The cyclone would have made rare but double landfall. After making landfall near Porbandar, the storm would have entered the Gulf of Kutch to reemerge for making a second strike close to Gandhidham. All that is history now as the latest model observations suggest landfall Mahuva and Porbandar and to be more precise, close to Diu. A swathe of 100km on either side of the anticipated strike always remains vulnerable.

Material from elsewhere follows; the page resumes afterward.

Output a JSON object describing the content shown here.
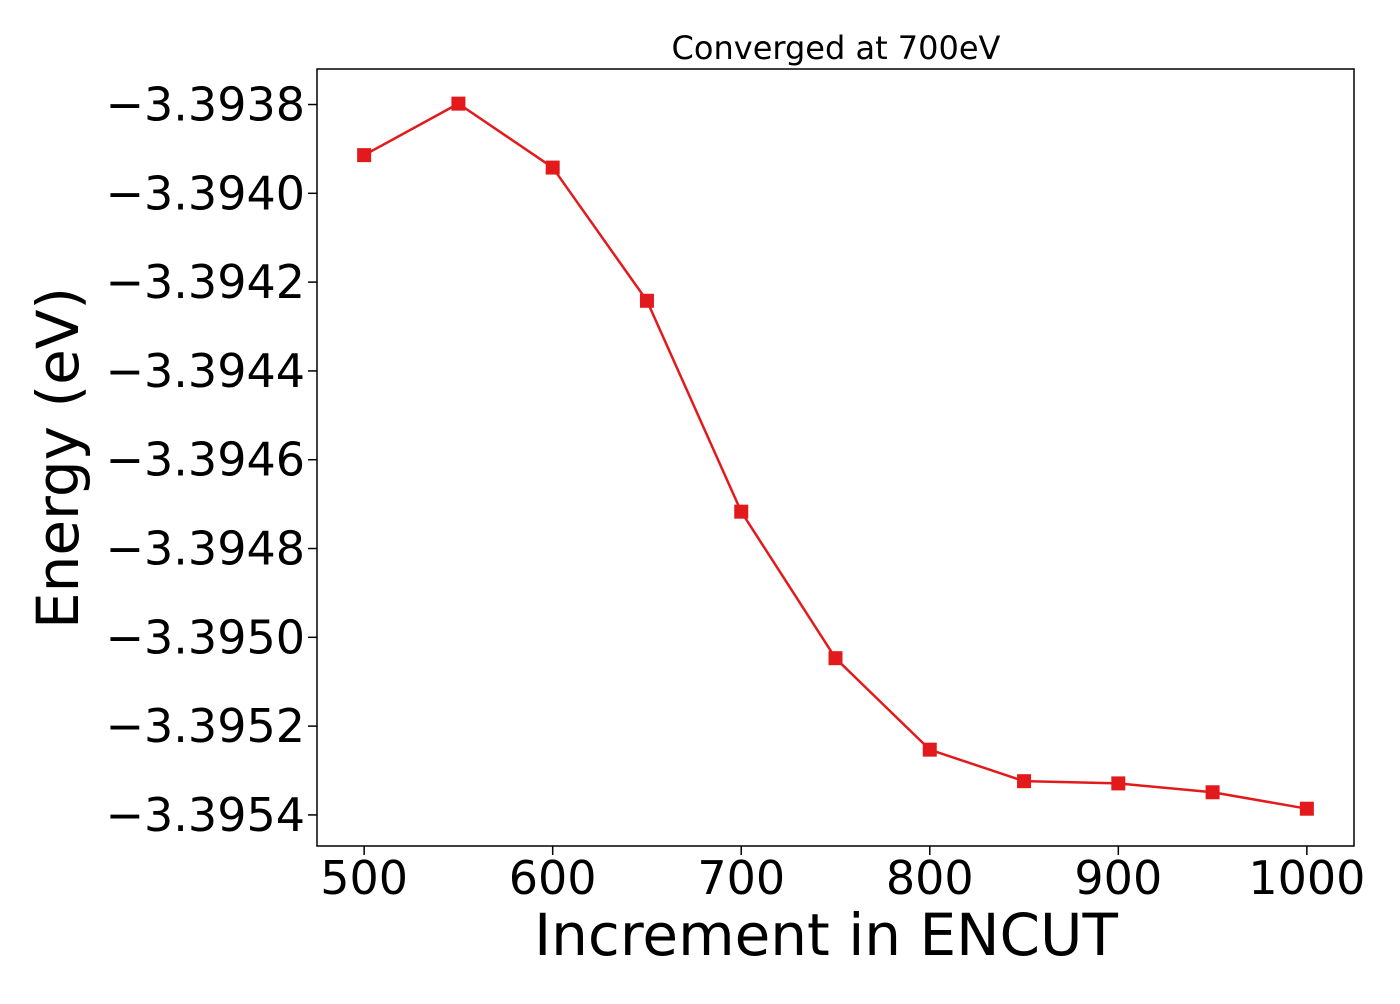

Tauktae has intensified to a Very Severe Cyclonic Storm located Northwest of Goa which received very heavy rainfall of over 100mm yesterday with high-velocity winds gusting to 100kmh. The cyclone will keep on intensifying further, adding wind speed to the order of 160kmh. It has the potential to even strengthen further to an Extremely Severe Cyclonic Storm, albeit remaining on the borderline. The winds could exceed 170 kmh and gusting to 190kmh before reaching the coastline of Saurashtra on 18th May early morning. With this, the storm has cut short its sea travel and will prepone its landfall by nearly 6 hours or even more. The huge storm may lose a bit of steam before making landfall but remain a significant cyclone. Tauktae will spend more than 12 hours as a storm traveling across Saurashtra before weakening to a depression.